With predestination a pillar of the Christian faith, I began to wonder about our little botanist! She anticipated my thoughts although, as I find many in the sci-squad are ahead of me, leading my thinking to conclusions or at least to avenues of reflective thought. You really have to admire and respect an intelligent woman, a weakness of mine. She said, “Leaving aside the concepts of free will and predestination, we have arrived at this point in human history. Despite the noble actions of so many voices/activists, group think carried mankind to this point of near extinction. In fact, I believe we are an endangered species, who may not survive long in the new epoch. Now is not the time to ponder why, now is the time for action.”
I thanked her, wrote down the quote and jotted down her words as well. I present them as a quote to you, although it is really just a paraphrased comment. I have been pondering upon the closing words in that quote. “...but in bondage to the whole course of previous history, and predestined from all eternity.” It makes me reflect upon Plato’s Timaeus and Critias, his depiction of the great city of Atlantis, echoed forth from the Academy. Are we somehow the new Atlantis, a replay of mankind’s foolish errors? Will the new epoch create a toxic brew of atmosphere that will retrograde our species sentient abilities, delude us of our mental capacity and regress us to tribal memories? Also, will this be better or worse than the marauders? I have no idea what the future will bring. Vicky however, with very few words has pushed me toward a new dedication. I will find and/or cultivate a new leader. Someone who, when I am ready to step down, will have the ability to play Kennedy, Kissinger, FDR and Theodore Roosevelt all in one.
I’m off to find the good Rev. Ted. It is about time. I have to have a little chat with this man. It’s scary, this role of leadership that the tides of life have thrust upon me. Most of my life was spent as a spectator of humanity making commentary upon the ebbing flows. Now, I question myself daily and cannot show it to those around me. I find myself at times being doctorial in nature, rationalizing that desperate times deserve desperate measures and remembering that absolute power corrupts absolutely. I did not ask for this, nor do I want it. We stand upon the cusp of a Brave New World, wish I had a copy of that book right about now, along with 1984.
Stay safe, and stay wise my friend.Winging it as always.Anthony.
LOL, I was once told “Anthony” meant fortress of faith. Oh when did I lose mine?
................There were deeper insights into Anthony’s thoughts than he had previously relayed. He was becoming more philosophical and reflective on the past, and on the future. He was becoming more resigned to his and the collective destiny of man that was now irreversible.
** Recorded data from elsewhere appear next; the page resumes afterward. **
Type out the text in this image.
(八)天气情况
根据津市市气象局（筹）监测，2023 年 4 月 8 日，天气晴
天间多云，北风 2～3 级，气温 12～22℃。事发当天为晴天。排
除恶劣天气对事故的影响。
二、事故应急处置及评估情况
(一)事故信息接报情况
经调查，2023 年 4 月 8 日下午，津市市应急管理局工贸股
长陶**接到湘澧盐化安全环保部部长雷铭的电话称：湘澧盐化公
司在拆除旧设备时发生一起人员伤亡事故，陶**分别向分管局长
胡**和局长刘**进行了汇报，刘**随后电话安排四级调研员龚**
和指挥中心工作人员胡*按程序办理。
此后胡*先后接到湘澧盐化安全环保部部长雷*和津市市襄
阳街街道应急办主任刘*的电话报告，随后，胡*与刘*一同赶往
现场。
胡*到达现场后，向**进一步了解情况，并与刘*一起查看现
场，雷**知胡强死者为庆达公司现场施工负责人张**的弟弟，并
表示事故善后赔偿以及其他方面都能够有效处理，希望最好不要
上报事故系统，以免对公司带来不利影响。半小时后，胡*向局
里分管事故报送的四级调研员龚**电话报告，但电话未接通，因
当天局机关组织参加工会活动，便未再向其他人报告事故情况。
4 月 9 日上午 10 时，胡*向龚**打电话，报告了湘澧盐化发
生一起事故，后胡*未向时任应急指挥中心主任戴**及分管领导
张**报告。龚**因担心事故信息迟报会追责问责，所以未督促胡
Anthony was, Bob thought, quite wrong about one thing...... he was indeed where he wanted to be...... alone.
He stepped back from the screen, and as if wanting to have Anthony hear his words but not, he said out loud:
“Anthony my friend, we are where we were destined to be, long ago. Too many others had made that choice no longer ours. For me though my friend, the time that I wanted to embrace the company of man, the close interaction with others, or the openness of direct contact has long since past.
Anthony, I was blessed as many never were, by sharing my life with a soul mate and kindred spirit. How fortunate I was and how much now is gone; makes this, the right place for me to be; alone. With your newfound understanding, I think, should I speak these feelings to you, you would understand. But Anthony; even though I speak them here to you now, where you cannot hear them, they will never be uttered to another living soul. The only one that can now hear the words of my heart... the only one who will hear them is...... my soul mate.”